Migration of periodontal ligament fibroblasts on nanometric topographical patterns: influence of filopodia and focal adhesions on contact guidance.

• Main Authors: Douglas W Hamilton, Christine J Oates, Abdollah Hasanzadeh, Silvia Mittler
• Format: Article
• Language: English
• Published: Public Library of Science (PLoS) 2010-01-01
• Series: PLoS ONE
• Online Access: http://europepmc.org/articles/PMC2995739?pdf=render

Considered to be the "holy grail" of dentistry, regeneration of the periodontal ligament in humans remains a major clinical problem. Removal of bacterial biofilms is commonly achieved using EDTA gels or lasers. One side effect of these treatment regimens is the etching of nanotopographies on the surface of the tooth. However, the response of periodontal ligament fibroblasts to such features has received very little attention. Using laser interference lithography, we fabricated precisely defined topographies with continuous or discontinuous nanogrooves to assess the adhesion, spreading and migration of PDL fibroblasts.

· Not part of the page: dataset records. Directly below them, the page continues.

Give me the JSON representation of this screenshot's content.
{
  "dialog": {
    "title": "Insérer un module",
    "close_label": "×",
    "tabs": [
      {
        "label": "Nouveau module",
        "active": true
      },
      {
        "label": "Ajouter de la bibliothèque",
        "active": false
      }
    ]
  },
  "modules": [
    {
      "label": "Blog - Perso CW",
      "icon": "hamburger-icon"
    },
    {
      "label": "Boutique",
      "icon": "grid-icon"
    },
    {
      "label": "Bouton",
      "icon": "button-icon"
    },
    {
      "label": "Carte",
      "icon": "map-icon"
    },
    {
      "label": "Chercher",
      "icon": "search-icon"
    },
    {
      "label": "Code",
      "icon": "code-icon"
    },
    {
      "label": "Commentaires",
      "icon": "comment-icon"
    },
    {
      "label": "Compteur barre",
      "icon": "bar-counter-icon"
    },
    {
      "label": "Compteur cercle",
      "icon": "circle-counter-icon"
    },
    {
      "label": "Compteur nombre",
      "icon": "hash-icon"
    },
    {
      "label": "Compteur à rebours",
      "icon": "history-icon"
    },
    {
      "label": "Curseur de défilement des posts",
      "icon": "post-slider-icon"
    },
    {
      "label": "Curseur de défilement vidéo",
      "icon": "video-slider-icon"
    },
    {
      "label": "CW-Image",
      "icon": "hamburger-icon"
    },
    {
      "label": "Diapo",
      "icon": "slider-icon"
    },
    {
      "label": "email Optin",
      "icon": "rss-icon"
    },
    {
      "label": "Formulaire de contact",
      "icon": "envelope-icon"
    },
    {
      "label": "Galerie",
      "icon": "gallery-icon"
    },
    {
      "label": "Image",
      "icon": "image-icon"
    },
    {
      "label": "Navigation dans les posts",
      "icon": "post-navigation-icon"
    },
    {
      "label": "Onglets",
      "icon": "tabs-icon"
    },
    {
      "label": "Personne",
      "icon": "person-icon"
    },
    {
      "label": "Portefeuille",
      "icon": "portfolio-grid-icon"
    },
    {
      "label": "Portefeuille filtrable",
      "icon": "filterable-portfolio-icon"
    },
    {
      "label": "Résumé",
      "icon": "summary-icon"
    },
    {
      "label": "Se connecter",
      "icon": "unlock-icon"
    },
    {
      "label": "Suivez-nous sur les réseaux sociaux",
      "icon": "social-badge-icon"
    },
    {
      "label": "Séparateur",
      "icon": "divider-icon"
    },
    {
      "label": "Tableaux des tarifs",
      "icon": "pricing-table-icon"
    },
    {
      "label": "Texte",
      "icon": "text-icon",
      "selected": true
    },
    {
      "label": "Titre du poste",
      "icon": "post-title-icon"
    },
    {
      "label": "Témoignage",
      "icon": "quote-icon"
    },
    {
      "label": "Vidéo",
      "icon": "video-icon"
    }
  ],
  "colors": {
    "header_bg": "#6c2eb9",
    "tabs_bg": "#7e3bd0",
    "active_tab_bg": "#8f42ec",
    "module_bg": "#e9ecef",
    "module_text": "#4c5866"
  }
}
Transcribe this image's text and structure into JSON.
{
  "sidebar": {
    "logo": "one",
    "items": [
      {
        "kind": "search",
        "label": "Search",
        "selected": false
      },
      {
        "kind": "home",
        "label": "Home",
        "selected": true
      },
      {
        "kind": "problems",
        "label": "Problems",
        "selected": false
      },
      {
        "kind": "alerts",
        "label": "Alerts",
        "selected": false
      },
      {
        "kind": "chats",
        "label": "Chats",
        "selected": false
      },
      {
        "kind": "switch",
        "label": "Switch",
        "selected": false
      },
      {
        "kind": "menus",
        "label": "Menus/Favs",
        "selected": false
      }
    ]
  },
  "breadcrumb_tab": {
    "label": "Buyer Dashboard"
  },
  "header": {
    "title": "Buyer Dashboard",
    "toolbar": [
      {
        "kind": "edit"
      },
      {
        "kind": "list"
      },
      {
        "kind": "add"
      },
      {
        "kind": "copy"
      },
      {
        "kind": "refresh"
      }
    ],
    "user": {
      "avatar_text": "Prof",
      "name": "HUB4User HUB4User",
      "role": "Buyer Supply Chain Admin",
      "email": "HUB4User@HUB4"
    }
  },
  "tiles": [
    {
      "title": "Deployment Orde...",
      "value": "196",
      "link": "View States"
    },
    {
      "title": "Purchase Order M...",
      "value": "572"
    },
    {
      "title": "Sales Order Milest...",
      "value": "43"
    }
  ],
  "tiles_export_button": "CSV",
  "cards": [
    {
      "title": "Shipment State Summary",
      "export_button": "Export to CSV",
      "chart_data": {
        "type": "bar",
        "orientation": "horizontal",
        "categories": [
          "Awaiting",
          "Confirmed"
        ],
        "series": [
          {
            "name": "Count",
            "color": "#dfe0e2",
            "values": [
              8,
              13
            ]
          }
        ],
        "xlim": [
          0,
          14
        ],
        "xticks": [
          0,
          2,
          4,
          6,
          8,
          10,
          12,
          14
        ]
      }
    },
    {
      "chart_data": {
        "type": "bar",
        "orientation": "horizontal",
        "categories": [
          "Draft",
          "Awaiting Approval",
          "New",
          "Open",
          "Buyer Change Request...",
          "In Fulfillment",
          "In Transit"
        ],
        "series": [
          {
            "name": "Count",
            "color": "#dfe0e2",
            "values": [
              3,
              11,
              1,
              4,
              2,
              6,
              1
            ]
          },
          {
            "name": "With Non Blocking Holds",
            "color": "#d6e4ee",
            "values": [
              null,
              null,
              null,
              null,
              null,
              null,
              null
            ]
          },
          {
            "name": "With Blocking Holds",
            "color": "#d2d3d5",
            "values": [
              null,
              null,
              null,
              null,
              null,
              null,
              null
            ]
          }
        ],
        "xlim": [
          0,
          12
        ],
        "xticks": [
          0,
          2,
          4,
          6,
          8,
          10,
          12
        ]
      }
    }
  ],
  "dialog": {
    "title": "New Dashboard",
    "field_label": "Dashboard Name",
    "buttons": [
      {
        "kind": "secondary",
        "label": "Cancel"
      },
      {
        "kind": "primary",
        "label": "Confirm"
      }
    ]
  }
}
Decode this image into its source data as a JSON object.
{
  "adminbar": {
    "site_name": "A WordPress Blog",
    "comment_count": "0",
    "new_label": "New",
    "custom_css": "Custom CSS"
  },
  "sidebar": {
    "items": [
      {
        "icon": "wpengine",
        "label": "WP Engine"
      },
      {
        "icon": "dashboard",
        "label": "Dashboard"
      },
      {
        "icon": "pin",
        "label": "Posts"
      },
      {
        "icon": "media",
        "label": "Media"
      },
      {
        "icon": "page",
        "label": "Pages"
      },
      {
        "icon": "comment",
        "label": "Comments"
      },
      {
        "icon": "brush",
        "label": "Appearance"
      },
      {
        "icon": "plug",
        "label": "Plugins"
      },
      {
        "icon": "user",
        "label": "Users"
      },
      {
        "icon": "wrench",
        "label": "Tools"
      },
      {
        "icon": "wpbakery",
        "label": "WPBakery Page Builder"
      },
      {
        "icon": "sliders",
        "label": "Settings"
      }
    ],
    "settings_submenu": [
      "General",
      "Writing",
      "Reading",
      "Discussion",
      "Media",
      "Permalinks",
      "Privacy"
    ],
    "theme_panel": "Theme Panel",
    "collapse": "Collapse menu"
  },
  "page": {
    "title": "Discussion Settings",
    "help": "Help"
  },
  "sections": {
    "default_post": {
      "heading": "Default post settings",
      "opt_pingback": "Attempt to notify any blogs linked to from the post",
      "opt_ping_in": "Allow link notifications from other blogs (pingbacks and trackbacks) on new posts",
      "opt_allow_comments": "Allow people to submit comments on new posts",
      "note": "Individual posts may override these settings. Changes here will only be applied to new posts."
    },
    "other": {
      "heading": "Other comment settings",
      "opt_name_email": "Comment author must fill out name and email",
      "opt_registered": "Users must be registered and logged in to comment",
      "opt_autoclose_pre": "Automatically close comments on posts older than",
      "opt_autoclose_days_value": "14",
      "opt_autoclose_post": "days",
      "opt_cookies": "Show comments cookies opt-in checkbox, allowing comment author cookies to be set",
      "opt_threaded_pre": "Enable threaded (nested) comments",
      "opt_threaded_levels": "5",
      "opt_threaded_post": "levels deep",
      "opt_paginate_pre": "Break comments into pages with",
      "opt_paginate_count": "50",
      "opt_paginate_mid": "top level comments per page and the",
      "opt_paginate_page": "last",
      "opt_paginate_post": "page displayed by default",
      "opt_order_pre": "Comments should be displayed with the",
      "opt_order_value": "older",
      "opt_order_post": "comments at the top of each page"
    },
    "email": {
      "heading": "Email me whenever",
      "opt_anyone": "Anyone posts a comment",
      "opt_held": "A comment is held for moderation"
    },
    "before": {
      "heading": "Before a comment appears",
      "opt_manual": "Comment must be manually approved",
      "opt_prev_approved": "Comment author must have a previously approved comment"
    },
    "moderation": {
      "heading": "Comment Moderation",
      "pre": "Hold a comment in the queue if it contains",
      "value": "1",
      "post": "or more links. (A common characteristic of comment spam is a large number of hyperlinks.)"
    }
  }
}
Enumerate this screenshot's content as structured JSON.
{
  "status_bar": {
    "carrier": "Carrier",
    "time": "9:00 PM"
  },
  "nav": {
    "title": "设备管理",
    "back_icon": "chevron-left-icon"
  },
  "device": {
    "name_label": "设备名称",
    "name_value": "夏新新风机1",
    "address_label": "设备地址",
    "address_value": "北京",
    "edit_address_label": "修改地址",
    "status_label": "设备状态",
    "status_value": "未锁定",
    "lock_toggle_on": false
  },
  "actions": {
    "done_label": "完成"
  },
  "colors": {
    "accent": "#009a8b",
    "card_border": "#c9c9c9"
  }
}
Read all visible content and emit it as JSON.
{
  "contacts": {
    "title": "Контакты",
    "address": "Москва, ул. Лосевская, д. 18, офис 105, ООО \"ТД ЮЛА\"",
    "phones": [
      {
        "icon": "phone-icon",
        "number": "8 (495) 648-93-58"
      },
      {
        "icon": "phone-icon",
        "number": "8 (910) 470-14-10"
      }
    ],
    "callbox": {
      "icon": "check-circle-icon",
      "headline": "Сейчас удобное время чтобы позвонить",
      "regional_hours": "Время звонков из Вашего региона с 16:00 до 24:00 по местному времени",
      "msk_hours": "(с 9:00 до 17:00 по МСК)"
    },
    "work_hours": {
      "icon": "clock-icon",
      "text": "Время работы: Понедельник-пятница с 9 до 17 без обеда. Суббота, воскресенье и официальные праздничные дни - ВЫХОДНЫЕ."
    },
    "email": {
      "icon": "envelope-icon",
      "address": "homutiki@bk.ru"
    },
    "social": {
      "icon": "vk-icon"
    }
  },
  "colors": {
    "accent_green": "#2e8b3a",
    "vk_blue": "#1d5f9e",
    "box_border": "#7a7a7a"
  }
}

PDL fibroblasts adhered to and spread on all tested surfaces, with initial spreading and focal adhesion formation slower on discontinuous nanogrooves. Cells had a significantly smaller planar area on both continuous and discontinuous nanogrooves in comparison with cells on non-patterned controls. At 24 h post seeding, cells on both types of nanogrooves were highly elongated parallel to the groove long axis. Time-lapse video microscopy revealed that PDL fibroblast movement was guided on both types of grooves, but migration velocity was not significantly different from cells cultured on non-patterned controls. Analysis of filopodia formation using time-lapse video microscopy and labeling of vinculin and F-actin revealed that on nanogrooves, filopodia were highly aligned at both ends of the cell, but with increasing time filopodia and membrane protrusions developed at the side of the cell perpendicular to the cell long axis. We conclude that periodontal ligament fibroblasts are sensitive to nanotopographical depths of 85-100 µm, which could be utilized in regeneration of the periodontal ligament.